Disisi lain Feby juga suka menulis, menulis apa saja yang sedang diinginkan dari cerita pendek, puisi dan kalimat-kalimat yang membuat para pembaca bawa perasaan. Pagi bukanlah waktu yang kekal akan keindahan sinar yang hadir untuk memberikan bahagia kepada mereka yang membutuhkan dan mampu menjadi kesedihan bagi mereka yang tidak mengharapkan kehadirannya meski pada akhirnya sinar pagi akan pulang dengan sendirinya lalu terganti oleh senja yang tak pernah dusta, akan selalu hadir sebagai waktu-waktu istimewa untuk bercerita tentang apa yang telah dirasa saat masih bertegur sapa sampai tak lagi jumpa bersama mereka-mereka yang selalu ada dan terus berjalan bersama disaat lara dan tawa saling ada dan tidak ada seperti fatamorgana.

“krik, krik” nada handphone disebelah Feby saat merebahkan diri dikamar, dilihatnya ika.

“Feb, aku sedih..”

“kenapa lagi ?” (send)

“uang buat makan sebulan hilang”

“hilang semua kah ?”

“ya nggak sih, setengahnya aja”

“yang ada digunakan dulu, nanti semisal habis, masih punya temen kan ?”

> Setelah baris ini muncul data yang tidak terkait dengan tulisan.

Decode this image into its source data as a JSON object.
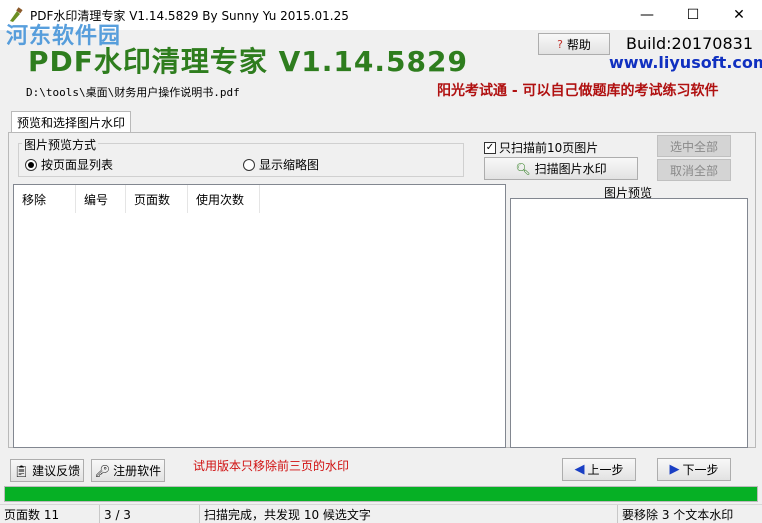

“ah, Feby selalu seperti itu. aku jadi gak enak sendiri”

“gak usah bawa perasaan gitu, gak usah sok malu kalo biasanya suka malu-maluin, wkwkwkwkkwk”

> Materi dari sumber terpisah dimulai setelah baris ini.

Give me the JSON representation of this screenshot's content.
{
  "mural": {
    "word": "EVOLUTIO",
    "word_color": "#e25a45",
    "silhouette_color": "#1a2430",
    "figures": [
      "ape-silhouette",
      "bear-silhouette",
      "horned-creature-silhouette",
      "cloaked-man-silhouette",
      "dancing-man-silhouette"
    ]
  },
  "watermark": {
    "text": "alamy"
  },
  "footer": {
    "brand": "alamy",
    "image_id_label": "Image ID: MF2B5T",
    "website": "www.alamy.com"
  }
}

“Feby ah, begitu mulu udah tau temen susah malah diledekin, hiks hiks..”

“Bersyukurlah kepada Allah, jika kau bersyukur sesungguhnya kau bersyukur untuk dirimu sendiri, dan apabila kau tak bersyukur, maka sesungguhnya Alloh maha kaya lagi maha terpuji (surah luqman : 12) so, kakak ika sekarang bersyukur saja, apa yang alloh berikan meski berupa cobaan harus tetap diisyukuri tidak sekedar bersyukur saat mendapat rizki saja karena sudah jelas alloh maha kaya, jika hadir kepada pencipta selangkah saja, maka Dia akan hadir sribu langkah lebih banyak”

“duuuhhhh, kalo udah laporan sama si Ciwis satu ini, makjlep deh. Makasih ya kakak atas sarannya”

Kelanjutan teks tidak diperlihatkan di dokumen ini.